Replies are listed 'Best First'.
Re^3: Repair malformed XML
by Anonymous Monk on Feb 03, 2005 at 16:49 UTC
    Yeah, but with that heuristics, one could immediately close any open tag that doesn't have a corresponding opening tag (and hence promoting them to empty elements). Or, by the same token, simply remove openings tag that don't have a corresponding closing tag (eliminating the element). Or you keep a stack of elements (push on open; pop on close), and if you encounter a closing tag that doesn't belong to the element on top of your stack, keep popping and closing till you find a correct one (implicite closing elements, like HTML's P, LI and TD elements).

    Any one could be right. Or wrong. Or right sometimes, and wrong at other times. You end up with a document that is "well-formed". It may be correct, but it may not. You don't know. If you leave the document unmodified, any parser will tell you it's incorrect. That might even be a better situation.

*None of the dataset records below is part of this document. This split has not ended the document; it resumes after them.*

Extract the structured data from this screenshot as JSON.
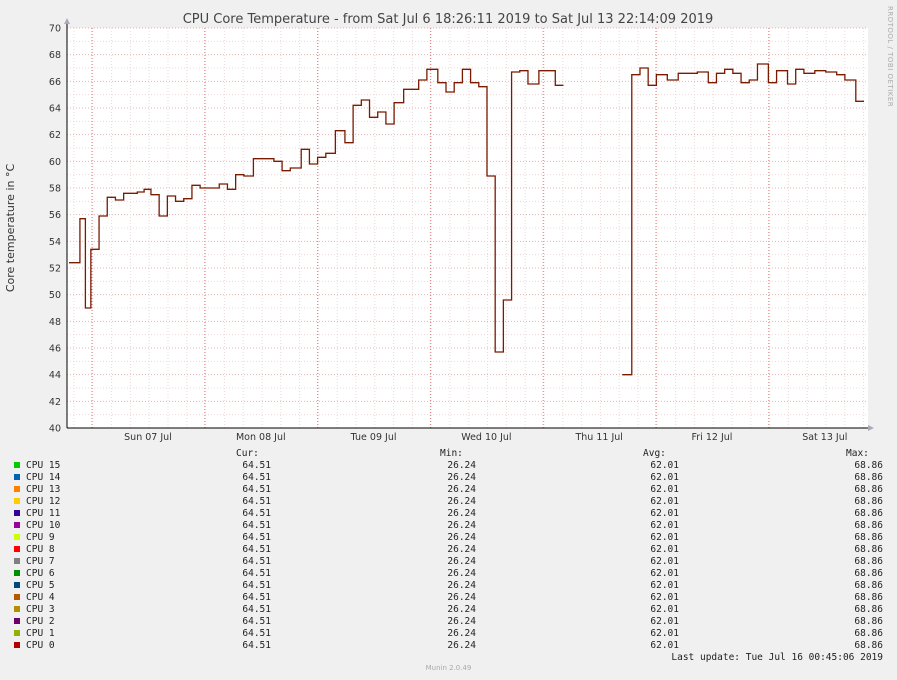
{
  "chart_data": {
    "type": "line",
    "title": "CPU Core Temperature - from Sat Jul  6 18:26:11 2019 to Sat Jul 13 22:14:09 2019",
    "ylabel": "Core temperature in °C",
    "ylim": [
      40,
      70
    ],
    "yticks": [
      "40",
      "42",
      "44",
      "46",
      "48",
      "50",
      "52",
      "54",
      "56",
      "58",
      "60",
      "62",
      "64",
      "66",
      "68",
      "70"
    ],
    "xticks": [
      "Sun 07 Jul",
      "Mon 08 Jul",
      "Tue 09 Jul",
      "Wed 10 Jul",
      "Thu 11 Jul",
      "Fri 12 Jul",
      "Sat 13 Jul"
    ],
    "series_color": "#7a1a00",
    "series": [
      {
        "steps": [
          [
            0,
            52.4
          ],
          [
            0.08,
            55.7
          ],
          [
            0.12,
            49.0
          ],
          [
            0.16,
            53.4
          ],
          [
            0.22,
            55.9
          ],
          [
            0.28,
            57.3
          ],
          [
            0.34,
            57.1
          ],
          [
            0.4,
            57.6
          ],
          [
            0.5,
            57.7
          ],
          [
            0.55,
            57.9
          ],
          [
            0.6,
            57.5
          ],
          [
            0.66,
            55.9
          ],
          [
            0.72,
            57.4
          ],
          [
            0.78,
            57.0
          ],
          [
            0.84,
            57.2
          ],
          [
            0.9,
            58.2
          ],
          [
            0.96,
            58.0
          ],
          [
            1.1,
            58.3
          ],
          [
            1.16,
            57.9
          ],
          [
            1.22,
            59.0
          ],
          [
            1.28,
            58.9
          ],
          [
            1.35,
            60.2
          ],
          [
            1.5,
            60.0
          ],
          [
            1.56,
            59.3
          ],
          [
            1.62,
            59.5
          ],
          [
            1.7,
            60.9
          ],
          [
            1.76,
            59.8
          ],
          [
            1.82,
            60.3
          ],
          [
            1.88,
            60.6
          ],
          [
            1.95,
            62.3
          ],
          [
            2.02,
            61.4
          ],
          [
            2.08,
            64.2
          ],
          [
            2.14,
            64.6
          ],
          [
            2.2,
            63.3
          ],
          [
            2.26,
            63.7
          ],
          [
            2.32,
            62.8
          ],
          [
            2.38,
            64.4
          ],
          [
            2.45,
            65.4
          ],
          [
            2.56,
            66.1
          ],
          [
            2.62,
            66.9
          ],
          [
            2.7,
            65.9
          ],
          [
            2.76,
            65.2
          ],
          [
            2.82,
            65.9
          ],
          [
            2.88,
            66.9
          ],
          [
            2.94,
            65.9
          ],
          [
            3.0,
            65.6
          ],
          [
            3.06,
            58.9
          ],
          [
            3.12,
            45.7
          ],
          [
            3.18,
            49.6
          ],
          [
            3.24,
            66.7
          ],
          [
            3.3,
            66.8
          ],
          [
            3.36,
            65.8
          ],
          [
            3.44,
            66.8
          ],
          [
            3.56,
            65.7
          ]
        ]
      },
      {
        "steps": [
          [
            4.05,
            44.0
          ],
          [
            4.12,
            66.5
          ],
          [
            4.18,
            67.0
          ],
          [
            4.24,
            65.7
          ],
          [
            4.3,
            66.5
          ],
          [
            4.38,
            66.1
          ],
          [
            4.46,
            66.6
          ],
          [
            4.6,
            66.7
          ],
          [
            4.68,
            65.9
          ],
          [
            4.74,
            66.6
          ],
          [
            4.8,
            66.9
          ],
          [
            4.86,
            66.6
          ],
          [
            4.92,
            65.9
          ],
          [
            4.98,
            66.1
          ],
          [
            5.04,
            67.3
          ],
          [
            5.12,
            65.9
          ],
          [
            5.18,
            66.8
          ],
          [
            5.26,
            65.8
          ],
          [
            5.32,
            66.9
          ],
          [
            5.38,
            66.6
          ],
          [
            5.46,
            66.8
          ],
          [
            5.54,
            66.7
          ],
          [
            5.62,
            66.5
          ],
          [
            5.68,
            66.1
          ],
          [
            5.76,
            64.5
          ]
        ]
      }
    ],
    "xmax": 5.82
  },
  "legend": {
    "headers": {
      "cur": "Cur:",
      "min": "Min:",
      "avg": "Avg:",
      "max": "Max:"
    },
    "rows": [
      {
        "name": "CPU 15",
        "color": "#00cc00",
        "cur": "64.51",
        "min": "26.24",
        "avg": "62.01",
        "max": "68.86"
      },
      {
        "name": "CPU 14",
        "color": "#0066b3",
        "cur": "64.51",
        "min": "26.24",
        "avg": "62.01",
        "max": "68.86"
      },
      {
        "name": "CPU 13",
        "color": "#ff8000",
        "cur": "64.51",
        "min": "26.24",
        "avg": "62.01",
        "max": "68.86"
      },
      {
        "name": "CPU 12",
        "color": "#ffcc00",
        "cur": "64.51",
        "min": "26.24",
        "avg": "62.01",
        "max": "68.86"
      },
      {
        "name": "CPU 11",
        "color": "#330099",
        "cur": "64.51",
        "min": "26.24",
        "avg": "62.01",
        "max": "68.86"
      },
      {
        "name": "CPU 10",
        "color": "#990099",
        "cur": "64.51",
        "min": "26.24",
        "avg": "62.01",
        "max": "68.86"
      },
      {
        "name": "CPU 9",
        "color": "#ccff00",
        "cur": "64.51",
        "min": "26.24",
        "avg": "62.01",
        "max": "68.86"
      },
      {
        "name": "CPU 8",
        "color": "#ff0000",
        "cur": "64.51",
        "min": "26.24",
        "avg": "62.01",
        "max": "68.86"
      },
      {
        "name": "CPU 7",
        "color": "#808080",
        "cur": "64.51",
        "min": "26.24",
        "avg": "62.01",
        "max": "68.86"
      },
      {
        "name": "CPU 6",
        "color": "#008f00",
        "cur": "64.51",
        "min": "26.24",
        "avg": "62.01",
        "max": "68.86"
      },
      {
        "name": "CPU 5",
        "color": "#00487d",
        "cur": "64.51",
        "min": "26.24",
        "avg": "62.01",
        "max": "68.86"
      },
      {
        "name": "CPU 4",
        "color": "#b35a00",
        "cur": "64.51",
        "min": "26.24",
        "avg": "62.01",
        "max": "68.86"
      },
      {
        "name": "CPU 3",
        "color": "#b38f00",
        "cur": "64.51",
        "min": "26.24",
        "avg": "62.01",
        "max": "68.86"
      },
      {
        "name": "CPU 2",
        "color": "#6b006b",
        "cur": "64.51",
        "min": "26.24",
        "avg": "62.01",
        "max": "68.86"
      },
      {
        "name": "CPU 1",
        "color": "#8fb300",
        "cur": "64.51",
        "min": "26.24",
        "avg": "62.01",
        "max": "68.86"
      },
      {
        "name": "CPU 0",
        "color": "#b30000",
        "cur": "64.51",
        "min": "26.24",
        "avg": "62.01",
        "max": "68.86"
      }
    ]
  },
  "last_update": "Last update: Tue Jul 16 00:45:06 2019",
  "side_label": "RRDTOOL / TOBI OETIKER",
  "footer": "Munin 2.0.49"
}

      Not quite. If the DTD tells you, for example, that element a may contain elements b, c, or d, and that b can contain e and f, then if it looks like element a contains one b, and two e's, you can be pretty sure that the b was close improperly (if at all), and the e's should be in b.

      There are still many possibilities for confusion. But a heuristic that started with the DTD could do quite a good job. I'm not going to pretend it would be easy and/or fun ... but in theory the information may be there that could do a good job - and, if the DTD does not allow overlaps (such as a and b both allowing d's, so that the d can either be a child or a grandchild of a), you may even be able to do a perfect job.

        Ah, I see. You mean (X)HTML, and 'a' is P, 'b' is SPAN, 'c' is CODE, 'd' is SMALL, 'e' is EM and 'f' is STRONG. So, now you encounter:
        <P>foo <SPAN> bar baz <EM> qux </EM> <EM> quux </EM> </P>
        Now, assuming tags aren't to be inserted inside words, I still can find five places to put in </SPAN>: before 'bar', between 'bar' and 'baz', after 'baz', between the two EM elements, and before the </P> tag.

        Now, if you have a DTD that says that the only possible content of a 'b' is exactly two 'e's, you know where the missing closing tag should have been.

        Note also that if you have a DTD where you can always unambigiously deduce where a missing closing tag should have gone, the closing tag is redundant - and if it were an SGML DTD instead of an XML DTD, the closing tag would have been optional. (And that would have solved the problem instantly - the document would be conforming).